As part of adding new functionality, we will be updating the foundation libraries to make sure we are current with the latest and greatest mainstream libraries and frameworks and that the application will (after the enhancements) work for another 5-7 years without needing major updates. The criteria for updates of the base libraries are:

a) must be open source (preferred Apache or BSD license)
b) must be mainstream technology (availability of skills and longevity of project)
c) simple is better than complex

One pretty much given is "metaframework" which will be Spring. I have looked into some other IoC containers but did not find any compelling reason not to use Spring. The newest Google creation - Guice - looks pretty interesting (if you like annotations and hate XML) - it is much smaller and very lightweight - but as we will need many of the Spring modules anyway (besides configuration at least AOP, transaction support, events, persistence layer integration, scheduling etc), it is simpler use just Spring. Besides, Springs works great with POJO as business layer.

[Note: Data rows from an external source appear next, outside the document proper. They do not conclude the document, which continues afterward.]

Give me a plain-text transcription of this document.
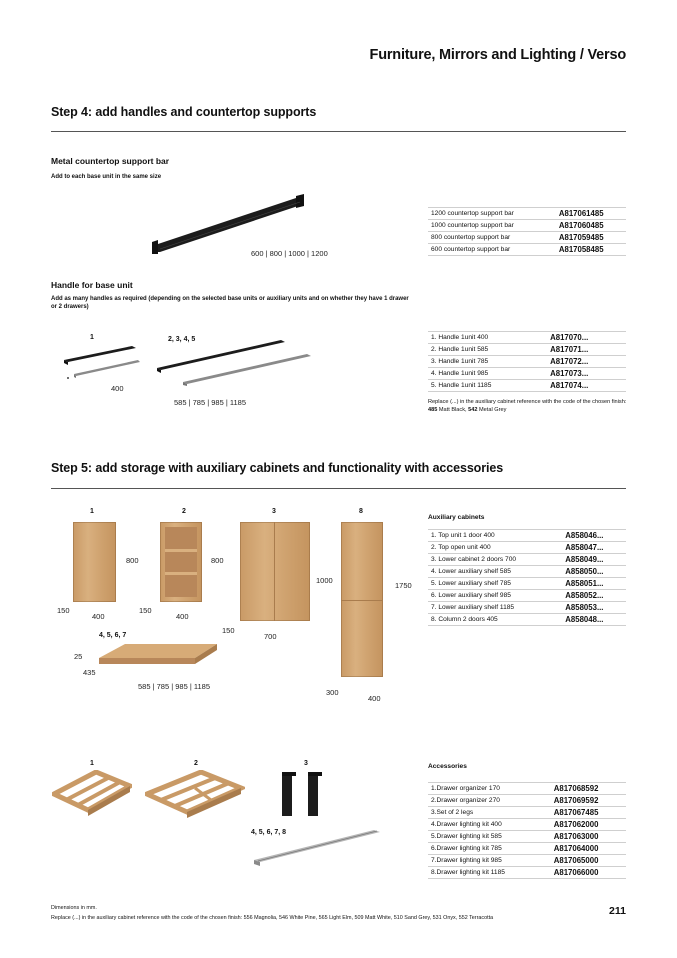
Furniture, Mirrors and Lighting / Verso
Step 4: add handles and countertop supports
Metal countertop support bar
Add to each base unit in the same size
600 | 800 | 1000 | 1200
1200 countertop support bar	A817061485
1000 countertop support bar	A817060485
800 countertop support bar	A817059485
600 countertop support bar	A817058485
Handle for base unit
Add as many handles as required (depending on the selected base units or auxiliary units and on whether they have 1 drawer or 2 drawers)
1
400
2, 3, 4, 5
585 | 785 | 985 | 1185
1. Handle 1unit 400	A817070...
2. Handle 1unit 585	A817071...
3. Handle 1unit 785	A817072...
4. Handle 1unit 985	A817073...
5. Handle 1unit 1185	A817074...
Replace (...) in the auxiliary cabinet reference with the code of the chosen finish: 485 Matt Black, 542 Metal Grey
Step 5: add storage with auxiliary cabinets and functionality with accessories
1
800
150
400
2
800
150
400
3
1000
150
700
8
1750
300
400
4, 5, 6, 7
25
435
585 | 785 | 985 | 1185
Auxiliary cabinets
1. Top unit 1 door 400	A858046...
2. Top open unit 400	A858047...
3. Lower cabinet 2 doors 700	A858049...
4. Lower auxiliary shelf 585	A858050...
5. Lower auxiliary shelf 785	A858051...
6. Lower auxiliary shelf 985	A858052...
7. Lower auxiliary shelf 1185	A858053...
8. Column 2 doors 405	A858048...
1	2	3
4, 5, 6, 7, 8
Accessories
1.Drawer organizer 170	A817068592
2.Drawer organizer 270	A817069592
3.Set of 2 legs	A817067485
4.Drawer lighting kit 400	A817062000
5.Drawer lighting kit 585	A817063000
6.Drawer lighting kit 785	A817064000
7.Drawer lighting kit 985	A817065000
8.Drawer lighting kit 1185	A817066000
Dimensions in mm.
Replace (...) in the auxiliary cabinet reference with the code of the chosen finish: 556 Magnolia, 546 White Pine, 565 Light Elm, 509 Matt White, 510 Sand Grey, 531 Onyx, 552 Terracotta
211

For data layer, I am considering replacing Torque (which evolved since 2000 and upgrading code to version 3.x would require non-trivial changes) either with most "standard" ORM mapper today - Hibernate, or (alternatively) going away from the full ORM (which is not really required) to just iBatis as thin layer on top SQL. Spring supports both Hibernate and iBatis very well. One argument for iBatis is that it makes much easier for DBA to understand and adapt SQL queries the application is using, compared to Hibernate magic and SQL generation.

On Web framework side, we will stay with latest version of JSP with JSTL and most likely use Spring MVC as UI framework. Struts 2.x is quite different from what we have used before - so staying with Struts would not be such an advantage as it may seem. The main argument for using Struts is amount of books, skilled people and availability of tools - but unfortunately, if you discount Struts 1.x and focus on Struts 2.x only, Spring is probably as good choice if not better from market share point of view (and is IMHO much more open and flexible). I was briefly contemplating using alternative view technologies (Freemarker instead of JSP) as I am not big fan of "servlets in disguise" - but both Freemarker as well as Velocity are much more niche technologies which may not be popular in 2-3 years from now.

One change that I am going to evaluate is using Sitemesh instead of Tiles - I did not worked with it yet, but the examples I tried look very promising (and Matt Raible uses it it AppFuse ;-)). Speaking of it, Matt also would not use Struts 2 :-)

The last open question is on Ajax side. My experience with Ajax framework was so far exclusively outside of Java world - either Rails (where it is amazingly simple) or in ASP.NET (where it may be easy or hard, depending on haw you do it). With Java (and Spring) there is - as usual - many options and I need to do some research and evaluation. I will get back to it. Let me know if you have any suggestions or recommendations - ideally from real life Spring MVC experience. Thanks in advance.